Answering a question about the lack of progress in London Road since the riots in August 2011, Tracey Hague, representing the Green Party, called for action.

She said: "When will buildings demolished during riots be rebuilt? They are a scar on the face of the town reminding everyone [what happened] and meaning those who suffered can't move on."

Cllr Fisher, who was confronted by a resident who questioned his support for those who struggled to secure compensation following the disorder, said work to regenerate London Road would finally begin in August.

Mrs Hague, who is one of 70 Green candidates standing in Croydon, said the party had a six-point plan to tackle fly-tipping, perhaps the biggest issue of the election campaign.

Like Labour, the Greens want to introduce a 24-hour hotline, but also increase opening hours at recycling centres and provide free collection of bulky waste for up to seven items a year, Mrs Hague said.

The panellists – other than Cllr Fisher – described fly-tipping as an "epidemic" and attacked the Conservative council's record on both clearing the rubbish and prosecuting those responsible.

Liberal Democrat John Jefkins, who repeatedly clashed with his Tory rival, blamed the problem on the council's adoption of fortnightly black bin collection.

"There are parts of the borough where it's not sensible because people haven't got the room outside their properties," he said.

Both he and Mr Staveley said their parties would return to weekly collections. Cllr Newman stopped short of making an explicit promise, while Mrs Hague said the Greens would make the system "clearer" but would not reverse the cuts.

Cllr Fisher defended his record, citing a recently-created app which allows residents to report fly-tipping and a £200,000 investment in CCTV cameras.

He told the audience that, contrary to Labour's claims, the council had only been offered one-third of the sum quoted by Communities Secretary Eric Pickles to return to a weekly system.

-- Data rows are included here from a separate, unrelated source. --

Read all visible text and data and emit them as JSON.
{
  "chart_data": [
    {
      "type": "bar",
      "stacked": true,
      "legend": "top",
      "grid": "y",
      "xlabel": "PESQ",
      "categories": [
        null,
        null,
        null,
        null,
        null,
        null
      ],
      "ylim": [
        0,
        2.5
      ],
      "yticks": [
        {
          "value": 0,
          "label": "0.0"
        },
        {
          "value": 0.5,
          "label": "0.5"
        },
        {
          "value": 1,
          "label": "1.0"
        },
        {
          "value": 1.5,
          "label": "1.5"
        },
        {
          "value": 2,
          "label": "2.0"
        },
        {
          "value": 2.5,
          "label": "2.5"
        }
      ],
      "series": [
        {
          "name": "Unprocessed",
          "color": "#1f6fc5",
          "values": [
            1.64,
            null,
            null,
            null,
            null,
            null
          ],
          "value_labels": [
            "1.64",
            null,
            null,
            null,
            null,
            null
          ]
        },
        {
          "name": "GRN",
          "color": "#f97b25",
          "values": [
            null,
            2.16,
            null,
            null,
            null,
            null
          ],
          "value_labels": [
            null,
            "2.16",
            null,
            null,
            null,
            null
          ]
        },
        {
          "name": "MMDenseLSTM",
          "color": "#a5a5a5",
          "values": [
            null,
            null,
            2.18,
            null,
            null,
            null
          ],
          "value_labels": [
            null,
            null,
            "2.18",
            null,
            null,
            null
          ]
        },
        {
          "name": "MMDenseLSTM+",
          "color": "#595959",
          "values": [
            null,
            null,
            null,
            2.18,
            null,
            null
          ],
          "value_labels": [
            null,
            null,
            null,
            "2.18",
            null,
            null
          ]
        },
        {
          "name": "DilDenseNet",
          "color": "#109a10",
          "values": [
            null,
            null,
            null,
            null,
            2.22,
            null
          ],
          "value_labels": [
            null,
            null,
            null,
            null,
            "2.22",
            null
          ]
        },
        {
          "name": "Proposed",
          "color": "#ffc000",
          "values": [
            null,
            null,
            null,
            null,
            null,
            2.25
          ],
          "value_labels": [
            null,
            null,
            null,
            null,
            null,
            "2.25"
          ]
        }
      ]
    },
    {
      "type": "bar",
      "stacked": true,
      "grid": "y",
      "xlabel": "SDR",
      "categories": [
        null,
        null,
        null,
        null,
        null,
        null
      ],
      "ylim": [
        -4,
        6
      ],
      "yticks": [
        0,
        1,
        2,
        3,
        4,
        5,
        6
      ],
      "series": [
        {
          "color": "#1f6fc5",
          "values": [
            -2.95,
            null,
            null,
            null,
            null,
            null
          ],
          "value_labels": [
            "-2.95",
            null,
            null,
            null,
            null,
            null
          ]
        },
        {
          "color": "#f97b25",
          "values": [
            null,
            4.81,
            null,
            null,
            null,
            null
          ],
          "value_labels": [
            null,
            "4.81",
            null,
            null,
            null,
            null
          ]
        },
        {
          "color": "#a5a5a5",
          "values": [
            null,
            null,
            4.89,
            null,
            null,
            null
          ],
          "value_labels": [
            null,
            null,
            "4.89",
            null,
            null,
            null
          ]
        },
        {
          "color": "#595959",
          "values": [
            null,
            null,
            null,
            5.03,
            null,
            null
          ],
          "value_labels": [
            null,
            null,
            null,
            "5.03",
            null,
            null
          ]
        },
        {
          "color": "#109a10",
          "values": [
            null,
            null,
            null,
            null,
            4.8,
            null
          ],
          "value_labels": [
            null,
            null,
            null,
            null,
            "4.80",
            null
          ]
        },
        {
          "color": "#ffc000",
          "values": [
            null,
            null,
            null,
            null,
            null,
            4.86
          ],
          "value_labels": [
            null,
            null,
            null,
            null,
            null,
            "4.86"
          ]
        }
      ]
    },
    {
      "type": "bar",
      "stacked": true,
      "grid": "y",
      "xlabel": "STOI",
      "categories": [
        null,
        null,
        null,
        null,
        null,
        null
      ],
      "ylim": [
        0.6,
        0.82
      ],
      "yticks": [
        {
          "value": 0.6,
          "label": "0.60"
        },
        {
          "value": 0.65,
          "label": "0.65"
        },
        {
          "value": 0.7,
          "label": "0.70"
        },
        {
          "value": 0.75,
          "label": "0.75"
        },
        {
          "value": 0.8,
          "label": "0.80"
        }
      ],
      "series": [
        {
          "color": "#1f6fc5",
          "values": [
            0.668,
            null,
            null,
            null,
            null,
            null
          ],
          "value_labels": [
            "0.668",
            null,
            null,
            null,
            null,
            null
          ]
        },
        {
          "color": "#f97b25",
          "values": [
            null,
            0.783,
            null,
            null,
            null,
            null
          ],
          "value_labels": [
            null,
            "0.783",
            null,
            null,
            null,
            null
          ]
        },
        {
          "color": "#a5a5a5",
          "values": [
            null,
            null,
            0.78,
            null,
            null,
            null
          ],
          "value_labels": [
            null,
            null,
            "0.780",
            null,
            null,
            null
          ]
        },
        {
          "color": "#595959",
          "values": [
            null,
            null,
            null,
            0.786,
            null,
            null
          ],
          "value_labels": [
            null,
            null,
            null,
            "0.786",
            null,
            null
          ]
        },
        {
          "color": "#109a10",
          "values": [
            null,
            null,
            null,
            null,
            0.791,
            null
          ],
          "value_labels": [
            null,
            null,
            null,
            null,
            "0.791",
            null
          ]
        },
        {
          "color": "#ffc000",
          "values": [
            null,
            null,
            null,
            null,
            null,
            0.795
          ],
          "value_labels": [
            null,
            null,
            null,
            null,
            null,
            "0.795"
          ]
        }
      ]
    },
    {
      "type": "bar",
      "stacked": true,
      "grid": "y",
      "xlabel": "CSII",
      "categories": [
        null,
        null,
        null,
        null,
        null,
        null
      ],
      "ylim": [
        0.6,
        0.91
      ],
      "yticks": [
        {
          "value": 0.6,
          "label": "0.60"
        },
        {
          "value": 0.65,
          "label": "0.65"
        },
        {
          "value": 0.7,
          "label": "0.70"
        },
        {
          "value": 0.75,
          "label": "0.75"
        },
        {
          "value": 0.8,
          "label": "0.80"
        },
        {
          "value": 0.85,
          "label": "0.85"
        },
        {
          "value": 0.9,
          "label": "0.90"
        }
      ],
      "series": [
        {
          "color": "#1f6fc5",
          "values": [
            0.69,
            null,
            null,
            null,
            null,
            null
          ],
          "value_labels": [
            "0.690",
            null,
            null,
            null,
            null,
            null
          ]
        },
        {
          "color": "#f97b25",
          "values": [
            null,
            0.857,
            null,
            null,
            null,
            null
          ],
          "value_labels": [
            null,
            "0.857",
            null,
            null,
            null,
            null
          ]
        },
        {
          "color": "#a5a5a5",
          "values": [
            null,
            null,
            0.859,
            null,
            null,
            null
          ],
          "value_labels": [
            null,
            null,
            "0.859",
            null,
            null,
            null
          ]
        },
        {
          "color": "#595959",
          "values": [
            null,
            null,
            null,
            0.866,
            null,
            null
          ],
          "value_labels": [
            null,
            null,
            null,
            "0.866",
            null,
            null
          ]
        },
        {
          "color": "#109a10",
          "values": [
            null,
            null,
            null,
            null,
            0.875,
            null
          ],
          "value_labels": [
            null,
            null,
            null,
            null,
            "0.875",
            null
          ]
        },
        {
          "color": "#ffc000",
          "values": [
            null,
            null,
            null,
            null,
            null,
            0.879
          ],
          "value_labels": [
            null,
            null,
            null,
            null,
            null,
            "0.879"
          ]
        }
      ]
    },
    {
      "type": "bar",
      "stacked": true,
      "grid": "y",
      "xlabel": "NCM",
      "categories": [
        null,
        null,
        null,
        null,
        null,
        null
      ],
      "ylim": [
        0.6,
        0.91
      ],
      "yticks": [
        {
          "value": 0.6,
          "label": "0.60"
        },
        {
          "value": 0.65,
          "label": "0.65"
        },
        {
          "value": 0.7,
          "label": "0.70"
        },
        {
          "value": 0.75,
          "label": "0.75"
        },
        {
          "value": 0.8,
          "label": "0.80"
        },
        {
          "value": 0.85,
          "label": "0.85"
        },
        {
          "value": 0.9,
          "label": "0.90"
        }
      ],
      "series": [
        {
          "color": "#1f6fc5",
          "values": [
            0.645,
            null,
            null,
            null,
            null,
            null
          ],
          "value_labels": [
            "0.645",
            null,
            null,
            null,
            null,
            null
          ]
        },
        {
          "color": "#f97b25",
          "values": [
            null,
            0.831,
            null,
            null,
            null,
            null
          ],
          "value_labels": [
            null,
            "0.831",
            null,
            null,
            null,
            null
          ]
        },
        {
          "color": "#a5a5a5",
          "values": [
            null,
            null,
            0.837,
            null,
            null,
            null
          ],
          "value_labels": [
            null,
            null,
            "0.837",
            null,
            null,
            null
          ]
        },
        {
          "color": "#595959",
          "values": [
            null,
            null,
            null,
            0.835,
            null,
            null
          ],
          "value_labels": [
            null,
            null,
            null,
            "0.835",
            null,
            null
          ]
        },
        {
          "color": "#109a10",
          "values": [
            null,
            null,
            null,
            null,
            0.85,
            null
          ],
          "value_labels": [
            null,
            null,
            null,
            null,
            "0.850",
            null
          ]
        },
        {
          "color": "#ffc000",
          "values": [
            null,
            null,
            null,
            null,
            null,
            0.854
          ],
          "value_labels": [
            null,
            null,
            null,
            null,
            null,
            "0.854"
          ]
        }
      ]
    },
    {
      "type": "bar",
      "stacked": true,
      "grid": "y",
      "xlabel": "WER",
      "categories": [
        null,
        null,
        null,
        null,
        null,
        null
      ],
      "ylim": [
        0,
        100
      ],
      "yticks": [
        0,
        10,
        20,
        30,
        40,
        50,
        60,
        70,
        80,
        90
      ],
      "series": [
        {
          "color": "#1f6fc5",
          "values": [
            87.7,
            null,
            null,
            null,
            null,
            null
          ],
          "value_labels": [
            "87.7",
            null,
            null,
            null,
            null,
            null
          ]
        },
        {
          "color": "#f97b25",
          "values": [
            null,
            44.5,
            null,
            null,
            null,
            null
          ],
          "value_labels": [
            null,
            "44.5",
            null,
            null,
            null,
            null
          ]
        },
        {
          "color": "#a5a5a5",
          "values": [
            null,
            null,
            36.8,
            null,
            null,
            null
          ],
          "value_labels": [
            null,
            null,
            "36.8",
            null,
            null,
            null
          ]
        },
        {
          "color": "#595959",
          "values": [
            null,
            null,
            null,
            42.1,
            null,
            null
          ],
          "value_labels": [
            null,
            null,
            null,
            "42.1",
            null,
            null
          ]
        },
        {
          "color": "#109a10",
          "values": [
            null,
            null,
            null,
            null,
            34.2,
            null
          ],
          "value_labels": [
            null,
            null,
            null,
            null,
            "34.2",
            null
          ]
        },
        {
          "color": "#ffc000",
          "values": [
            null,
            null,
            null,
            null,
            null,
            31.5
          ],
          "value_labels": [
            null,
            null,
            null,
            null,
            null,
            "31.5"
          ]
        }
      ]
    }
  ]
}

Cllr Newman followed up his attack by questioning his opposite number over the council's approach to affordable housing, describing as "risible" the 15 per cent target set for the up to 600 homes to be created by the £1billion Westfield/Hammerson development.

Cllr Fisher replied: "Tony knows, only too well, that if we had imposed a 30 per cent threshold on developments in Croydon, none of them would have taken place. We would have had no affordable housing in the last four years."

Cllr Fisher then announced that a Conservative administration would introduce a policy which meant people will have to have had a "link" to Croydon for five years before being eligible for a council house.

As the debate drew to a close, Advertiser editor Glenn Ebrey, who chaired the event, asked each candidate to sum up why voters should opt for them.

Mr Staveley said Ukip would "allow local democracy to flourish" by adopting a policy that would mean residents' petitions would trigger a referendum if they passed a certain threshold.

The Lib Dems, Mr Jefkins said, would bring greater scrutiny to the Town Hall, adding: "We need more eyes watching these guys."

Mrs Hague chose to end her pitch by addressing the extraction of shale gas, dubbed "fracking". "It will bring house prices, not energy prices, down," she said.

Cllr Newman said a Labour council would be "transparent, would publish everything and end the culture of secrecy when it comes to council meetings".

"Our day one priority," he added. "would be to absolutely clean up the borough."

Cllr Fisher said: "If you are looking for efficiency and for council tax to be kept under control, there's only one way to vote in this election."